The people our CMBM trainees work with seem so different from one another, but this is only apparent. The Gaza widow in the black, body-denying, face-obscuring burqa, and the stylish Silicon Valley executive whose recent divorce is calling up the grief and terror of childhood neglect are sisters in suffering. They are alike, too, in the way they use the comprehensive approach that I present in Transforming Trauma: The Path to Hope and Healing. They learn to use slow, deep breathing to quiet anxiety and agitation, Shaking and Dancing to melt trauma-frozen bodies, surface buried emotions that need tending, and feel physical and emotional freedom. As these techniques bring them into greater physical and psychological balance, they are able to successfully use all the other tools and techniques in Transforming Trauma—guided imagery, creating a trauma-healing diet, using biofeedback and genograms (family trees), accessing gratitude and nature’s healing powers, and expressing themselves in words, drawings, and movement. They are able as well to more effectively reach to others—family and friends as well as professional counselors—to find support, sustain long-term healing, and build toward a future of greater purpose and meaning.
The research we’ve continued to do—on traumatized and depressed children and adults, on stressed-out, often burnt-out medical students and professionals, and on vets with PTSD and chronic pain—can inform and comfort you. Published in medical and psychological journals, these research studies reinforce the years of our CMBM experience with definitive, visible, verifiable scientific evidence. What we’re doing works.

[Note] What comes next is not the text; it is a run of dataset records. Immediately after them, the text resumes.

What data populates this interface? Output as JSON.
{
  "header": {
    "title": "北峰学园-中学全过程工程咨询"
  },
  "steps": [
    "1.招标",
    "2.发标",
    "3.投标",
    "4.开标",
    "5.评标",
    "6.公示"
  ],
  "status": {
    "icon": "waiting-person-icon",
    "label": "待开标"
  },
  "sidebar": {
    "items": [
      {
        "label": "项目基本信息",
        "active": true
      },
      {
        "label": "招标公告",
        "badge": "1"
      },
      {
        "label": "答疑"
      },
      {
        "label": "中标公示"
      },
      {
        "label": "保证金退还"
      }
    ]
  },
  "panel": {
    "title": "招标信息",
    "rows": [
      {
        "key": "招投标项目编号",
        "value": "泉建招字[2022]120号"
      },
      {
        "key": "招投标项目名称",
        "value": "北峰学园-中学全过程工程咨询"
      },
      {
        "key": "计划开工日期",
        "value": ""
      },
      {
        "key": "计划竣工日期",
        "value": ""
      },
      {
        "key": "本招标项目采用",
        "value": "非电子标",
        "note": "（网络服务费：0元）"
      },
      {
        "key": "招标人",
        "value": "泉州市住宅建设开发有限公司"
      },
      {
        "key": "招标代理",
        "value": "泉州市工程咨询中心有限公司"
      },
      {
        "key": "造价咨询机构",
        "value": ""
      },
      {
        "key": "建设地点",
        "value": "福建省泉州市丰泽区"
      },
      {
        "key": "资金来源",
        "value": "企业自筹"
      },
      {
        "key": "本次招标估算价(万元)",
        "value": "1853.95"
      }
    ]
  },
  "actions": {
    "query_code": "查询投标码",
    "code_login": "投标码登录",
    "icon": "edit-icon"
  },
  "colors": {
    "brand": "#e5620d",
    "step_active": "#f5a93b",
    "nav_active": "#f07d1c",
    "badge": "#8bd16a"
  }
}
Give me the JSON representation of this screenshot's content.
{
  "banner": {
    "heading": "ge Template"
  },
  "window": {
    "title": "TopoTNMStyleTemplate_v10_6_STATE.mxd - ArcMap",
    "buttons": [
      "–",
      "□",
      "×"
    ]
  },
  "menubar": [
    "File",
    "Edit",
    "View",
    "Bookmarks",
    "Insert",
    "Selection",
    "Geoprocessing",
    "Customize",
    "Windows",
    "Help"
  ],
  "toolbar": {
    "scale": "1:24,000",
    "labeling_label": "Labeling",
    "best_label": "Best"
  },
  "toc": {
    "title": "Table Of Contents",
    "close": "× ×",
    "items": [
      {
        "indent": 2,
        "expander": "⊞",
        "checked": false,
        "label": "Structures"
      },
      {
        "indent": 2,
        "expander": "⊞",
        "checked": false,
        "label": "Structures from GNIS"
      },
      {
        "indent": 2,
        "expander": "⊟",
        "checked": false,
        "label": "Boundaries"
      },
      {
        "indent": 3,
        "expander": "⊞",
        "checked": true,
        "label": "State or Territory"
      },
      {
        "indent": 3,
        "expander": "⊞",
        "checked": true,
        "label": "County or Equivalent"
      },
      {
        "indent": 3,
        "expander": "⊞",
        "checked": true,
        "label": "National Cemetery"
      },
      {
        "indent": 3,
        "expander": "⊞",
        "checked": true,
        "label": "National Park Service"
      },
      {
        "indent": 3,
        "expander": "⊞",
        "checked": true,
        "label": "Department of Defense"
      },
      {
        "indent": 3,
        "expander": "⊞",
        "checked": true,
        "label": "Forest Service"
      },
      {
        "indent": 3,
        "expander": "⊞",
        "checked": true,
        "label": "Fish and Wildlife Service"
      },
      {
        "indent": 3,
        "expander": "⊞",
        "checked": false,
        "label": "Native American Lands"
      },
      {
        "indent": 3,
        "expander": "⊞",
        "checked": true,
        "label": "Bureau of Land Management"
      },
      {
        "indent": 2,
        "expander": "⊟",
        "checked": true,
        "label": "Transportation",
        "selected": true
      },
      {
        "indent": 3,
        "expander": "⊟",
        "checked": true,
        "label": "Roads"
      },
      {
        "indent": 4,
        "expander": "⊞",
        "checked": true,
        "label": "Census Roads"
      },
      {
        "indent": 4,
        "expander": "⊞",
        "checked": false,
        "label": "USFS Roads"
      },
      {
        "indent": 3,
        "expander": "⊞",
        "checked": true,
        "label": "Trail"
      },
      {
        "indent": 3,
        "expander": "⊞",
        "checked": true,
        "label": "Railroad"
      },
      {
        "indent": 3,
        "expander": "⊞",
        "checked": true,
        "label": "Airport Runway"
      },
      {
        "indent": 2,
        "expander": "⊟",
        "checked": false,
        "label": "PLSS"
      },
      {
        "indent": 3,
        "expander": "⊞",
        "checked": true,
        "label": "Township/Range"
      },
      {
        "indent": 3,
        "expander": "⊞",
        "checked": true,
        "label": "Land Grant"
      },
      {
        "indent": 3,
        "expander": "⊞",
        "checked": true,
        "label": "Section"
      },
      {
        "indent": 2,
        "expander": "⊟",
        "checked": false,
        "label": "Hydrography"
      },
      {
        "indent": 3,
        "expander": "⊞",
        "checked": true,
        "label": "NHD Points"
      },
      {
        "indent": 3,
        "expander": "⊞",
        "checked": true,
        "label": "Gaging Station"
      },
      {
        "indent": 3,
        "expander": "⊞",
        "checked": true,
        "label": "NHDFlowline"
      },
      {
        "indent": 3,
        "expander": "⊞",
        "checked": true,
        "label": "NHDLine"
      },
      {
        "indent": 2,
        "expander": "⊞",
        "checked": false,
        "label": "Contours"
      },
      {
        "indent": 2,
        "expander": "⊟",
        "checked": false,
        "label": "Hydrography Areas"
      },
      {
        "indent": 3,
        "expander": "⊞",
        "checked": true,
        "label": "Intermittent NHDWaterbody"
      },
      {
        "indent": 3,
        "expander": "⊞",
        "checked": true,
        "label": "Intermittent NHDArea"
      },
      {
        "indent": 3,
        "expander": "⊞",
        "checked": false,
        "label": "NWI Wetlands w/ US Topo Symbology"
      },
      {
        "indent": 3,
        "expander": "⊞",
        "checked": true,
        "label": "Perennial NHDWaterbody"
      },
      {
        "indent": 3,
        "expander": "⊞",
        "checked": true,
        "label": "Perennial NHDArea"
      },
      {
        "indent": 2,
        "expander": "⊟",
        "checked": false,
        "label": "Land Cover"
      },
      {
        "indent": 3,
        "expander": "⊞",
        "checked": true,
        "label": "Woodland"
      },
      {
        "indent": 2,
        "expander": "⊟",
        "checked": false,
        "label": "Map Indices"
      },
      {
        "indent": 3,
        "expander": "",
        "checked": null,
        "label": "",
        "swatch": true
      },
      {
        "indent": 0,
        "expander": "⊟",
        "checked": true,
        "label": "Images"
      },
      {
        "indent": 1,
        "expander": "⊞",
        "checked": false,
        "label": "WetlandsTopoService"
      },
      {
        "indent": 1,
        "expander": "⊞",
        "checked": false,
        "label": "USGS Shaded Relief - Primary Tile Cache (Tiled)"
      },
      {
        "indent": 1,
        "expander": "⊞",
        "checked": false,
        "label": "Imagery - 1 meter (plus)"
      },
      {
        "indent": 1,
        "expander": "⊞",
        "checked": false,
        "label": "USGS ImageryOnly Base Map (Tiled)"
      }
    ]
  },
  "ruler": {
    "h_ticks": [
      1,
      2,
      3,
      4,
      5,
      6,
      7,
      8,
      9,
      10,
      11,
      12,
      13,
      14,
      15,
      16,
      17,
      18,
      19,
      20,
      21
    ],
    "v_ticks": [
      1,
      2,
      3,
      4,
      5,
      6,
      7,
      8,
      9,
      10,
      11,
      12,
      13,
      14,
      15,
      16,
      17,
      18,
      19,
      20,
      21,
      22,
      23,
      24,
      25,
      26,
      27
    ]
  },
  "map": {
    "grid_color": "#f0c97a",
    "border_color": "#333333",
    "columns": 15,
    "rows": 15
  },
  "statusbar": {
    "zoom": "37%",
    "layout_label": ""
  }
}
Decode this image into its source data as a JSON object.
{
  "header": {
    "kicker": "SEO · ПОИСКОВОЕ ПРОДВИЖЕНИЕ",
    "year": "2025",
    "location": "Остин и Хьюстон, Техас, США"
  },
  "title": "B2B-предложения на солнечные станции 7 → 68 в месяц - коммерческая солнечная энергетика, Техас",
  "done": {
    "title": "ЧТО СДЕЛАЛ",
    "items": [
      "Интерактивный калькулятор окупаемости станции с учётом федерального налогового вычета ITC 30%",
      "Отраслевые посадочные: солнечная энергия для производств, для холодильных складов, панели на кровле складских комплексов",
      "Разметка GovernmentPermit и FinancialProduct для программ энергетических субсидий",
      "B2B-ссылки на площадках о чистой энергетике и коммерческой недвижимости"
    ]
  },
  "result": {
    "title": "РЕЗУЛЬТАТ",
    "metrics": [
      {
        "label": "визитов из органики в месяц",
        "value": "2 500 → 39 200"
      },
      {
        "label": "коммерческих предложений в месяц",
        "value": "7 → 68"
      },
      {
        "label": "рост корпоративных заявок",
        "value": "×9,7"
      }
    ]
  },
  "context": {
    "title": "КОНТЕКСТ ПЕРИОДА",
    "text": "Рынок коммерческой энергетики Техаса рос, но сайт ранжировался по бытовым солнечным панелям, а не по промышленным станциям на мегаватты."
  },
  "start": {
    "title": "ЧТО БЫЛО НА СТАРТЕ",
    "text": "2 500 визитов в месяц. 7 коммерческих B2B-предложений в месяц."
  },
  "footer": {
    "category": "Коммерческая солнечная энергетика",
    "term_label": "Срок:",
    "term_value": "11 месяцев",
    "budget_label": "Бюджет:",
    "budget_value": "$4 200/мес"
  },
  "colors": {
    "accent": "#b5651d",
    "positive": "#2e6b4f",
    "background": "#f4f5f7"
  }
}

Sometimes this learning can and will be challenging. It’s not pleasant or easy to feel long-suppressed pain or deal with present or anticipated threats. But it turns out to be such a relief to finally face our losses and fears, so satisfying to reverse the biological damage that trauma inflicts, to free ourselves from past suffering and present fear. And it turns out to be such a joy to share the lessons that are enriching our lives with others who want and need them.
Through engaging with and participating in the comprehensive approach to trauma healing and resilience building that I teach in Transforming Trauma, you will discover hidden resources of physical and mental energy and hope, as well as the capacity to imagine and make use of perspectives and solutions that may have previously been unthinkable. You may also, as shamans and spiritual teachers have long taught, discover in the ruins of trauma the treasure of Meaning and Purpose, and a Love for others and yourself that will warm and brighten all the moments of your life.